They arrested 131 people and seized 65 vehicles, including two water trucks. Authorities recovered $28,000, 33,480 pounds of marijuana and dozens of firearms. Nineteen people were charged with water theft.
“Most Californians would be shocked and disappointed at the amount of water these unlicensed, illegal grows are using, especially as California suffers from a drought,” Curt Fallin, the Drug Enforcement Administration’s associate special agent in charge, said in a news release as officials unveiled the operation on July 7. “By our calculation, the illegal grows in Los Angeles, Riverside and San Bernardino counties require an astounding 5.4 million gallons of water a day, every day,” Fallin said.
The alleged water thefts come as much of the western half of the United States is in the midst of a severe drought. The extreme dry spell is especially bad in California and the Southwest, but it also stretches into the Pacific Northwest, much of the Intermountain West and even the Northern Plains.

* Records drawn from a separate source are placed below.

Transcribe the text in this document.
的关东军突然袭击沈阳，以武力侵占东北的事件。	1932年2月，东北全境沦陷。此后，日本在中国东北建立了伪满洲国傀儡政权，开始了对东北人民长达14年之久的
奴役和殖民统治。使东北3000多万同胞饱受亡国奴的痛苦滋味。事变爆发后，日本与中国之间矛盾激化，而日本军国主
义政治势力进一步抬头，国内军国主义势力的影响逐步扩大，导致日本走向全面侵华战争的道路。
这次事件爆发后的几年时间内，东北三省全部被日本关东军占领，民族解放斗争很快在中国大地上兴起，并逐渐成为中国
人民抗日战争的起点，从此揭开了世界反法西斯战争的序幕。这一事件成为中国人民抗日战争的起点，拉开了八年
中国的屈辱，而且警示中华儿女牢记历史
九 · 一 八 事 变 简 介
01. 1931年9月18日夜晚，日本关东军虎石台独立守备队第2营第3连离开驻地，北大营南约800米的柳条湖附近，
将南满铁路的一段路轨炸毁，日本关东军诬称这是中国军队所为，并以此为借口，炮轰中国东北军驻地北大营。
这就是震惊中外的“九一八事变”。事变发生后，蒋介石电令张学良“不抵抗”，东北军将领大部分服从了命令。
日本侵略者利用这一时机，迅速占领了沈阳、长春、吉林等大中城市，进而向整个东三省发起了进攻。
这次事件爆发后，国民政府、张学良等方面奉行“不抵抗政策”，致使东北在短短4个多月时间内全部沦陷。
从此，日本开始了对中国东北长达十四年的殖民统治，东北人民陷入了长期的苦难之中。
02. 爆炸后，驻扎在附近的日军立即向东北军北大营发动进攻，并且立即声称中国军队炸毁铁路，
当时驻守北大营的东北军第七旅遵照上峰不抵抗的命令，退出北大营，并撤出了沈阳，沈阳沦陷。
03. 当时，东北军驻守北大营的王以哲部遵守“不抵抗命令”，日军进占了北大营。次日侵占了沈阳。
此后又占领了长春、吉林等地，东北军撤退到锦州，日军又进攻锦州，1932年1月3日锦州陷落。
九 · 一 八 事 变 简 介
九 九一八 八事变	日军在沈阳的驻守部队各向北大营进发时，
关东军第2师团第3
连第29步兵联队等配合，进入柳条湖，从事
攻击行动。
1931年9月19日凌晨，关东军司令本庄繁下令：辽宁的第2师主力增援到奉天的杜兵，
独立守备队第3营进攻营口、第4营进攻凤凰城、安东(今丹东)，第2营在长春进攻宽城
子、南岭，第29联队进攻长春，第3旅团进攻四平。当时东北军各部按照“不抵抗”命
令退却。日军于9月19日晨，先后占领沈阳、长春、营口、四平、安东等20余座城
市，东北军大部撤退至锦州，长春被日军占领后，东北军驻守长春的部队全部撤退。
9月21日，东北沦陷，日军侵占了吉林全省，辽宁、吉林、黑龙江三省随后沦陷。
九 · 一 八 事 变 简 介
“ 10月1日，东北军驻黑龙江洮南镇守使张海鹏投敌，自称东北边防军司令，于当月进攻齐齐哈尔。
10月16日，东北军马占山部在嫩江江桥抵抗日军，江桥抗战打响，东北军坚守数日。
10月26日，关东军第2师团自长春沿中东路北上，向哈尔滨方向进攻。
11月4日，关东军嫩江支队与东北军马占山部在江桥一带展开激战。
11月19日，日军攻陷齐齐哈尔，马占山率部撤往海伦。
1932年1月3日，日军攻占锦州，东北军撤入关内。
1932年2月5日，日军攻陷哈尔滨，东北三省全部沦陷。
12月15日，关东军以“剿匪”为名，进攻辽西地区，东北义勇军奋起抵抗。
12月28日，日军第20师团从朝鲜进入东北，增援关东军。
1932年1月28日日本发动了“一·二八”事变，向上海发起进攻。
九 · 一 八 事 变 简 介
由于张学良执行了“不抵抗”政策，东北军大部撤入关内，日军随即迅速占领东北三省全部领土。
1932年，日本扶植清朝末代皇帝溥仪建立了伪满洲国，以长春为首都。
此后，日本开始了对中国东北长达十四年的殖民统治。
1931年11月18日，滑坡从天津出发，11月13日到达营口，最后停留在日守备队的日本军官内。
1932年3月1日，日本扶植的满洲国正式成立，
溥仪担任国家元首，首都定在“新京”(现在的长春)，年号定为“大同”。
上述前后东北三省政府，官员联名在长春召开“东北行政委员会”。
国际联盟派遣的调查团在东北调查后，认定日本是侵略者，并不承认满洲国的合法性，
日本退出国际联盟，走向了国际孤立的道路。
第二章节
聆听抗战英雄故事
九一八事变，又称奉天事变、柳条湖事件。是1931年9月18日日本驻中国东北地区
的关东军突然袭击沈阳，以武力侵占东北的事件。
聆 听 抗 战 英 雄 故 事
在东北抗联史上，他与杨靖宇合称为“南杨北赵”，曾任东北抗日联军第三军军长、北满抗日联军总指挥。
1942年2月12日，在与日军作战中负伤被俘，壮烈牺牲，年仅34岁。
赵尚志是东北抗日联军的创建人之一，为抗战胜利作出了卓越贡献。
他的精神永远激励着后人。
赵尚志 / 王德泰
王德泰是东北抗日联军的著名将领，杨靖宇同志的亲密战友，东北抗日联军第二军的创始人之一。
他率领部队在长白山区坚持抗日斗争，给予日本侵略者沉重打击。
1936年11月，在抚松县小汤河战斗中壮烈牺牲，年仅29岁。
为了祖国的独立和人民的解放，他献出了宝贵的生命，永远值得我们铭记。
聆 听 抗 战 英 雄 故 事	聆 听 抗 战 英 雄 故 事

A study published in the journal Nature last year said uncertain supply and growing demand mean more of the global water supply is being stolen every year, as climate change drives longer and more severe droughts around the world.
Water theft is a long-running issue in California, according to officials, but the severity of the current drought and the increasing number of illegal cannabis operations are exacerbating the problem.
In 2020, Narcotics Bureau detectives identified 150 illegal outdoor marijuana growing operations in the Antelope Valley. This year, investigators conducted reconnaissance flights and identified more than 500.
“What began as water theft became the infiltration of organized crime groups who are trafficking & smuggling people, threatening residents, polluting & trespassing,” Kathryn Barger, the Los Angeles County supervisor, tweeted after the sting.
Last week, deputies with the Humboldt County Sheriff’s Office Marijuana Enforcement Team served 23 search warrants to investigate illegal cannabis cultivation in four watersheds in the county, about 270 miles north of San Francisco.
Scientific studies showed these watersheds were losing water flow at an “alarming rate” because of illegal commercial cannabis cultivation, the sheriff’s office said in a statement Friday.
The law enforcement team destroyed more than 35,000 cannabis plants and documented about 100 environmental violations. They also found juvenile fish in dammed pools in the watersheds where water was being pumped with large gasoline-powered pumps. No one was arrested, but the cases were forwarded to the district attorney’s office for review.
The watersheds are home to protected species, such as coho and Chinook salmon and steelhead trout, that were already grappling with unprecedented drought conditions.
“Illegal cultivation activities during a drought year put an exuberant amount of pressure on already strained fish and wildlife resources,” the sheriff’s office said in a news release, adding that last week’s operation “will help to conserve salmon and steelhead habitat critical for species survival.”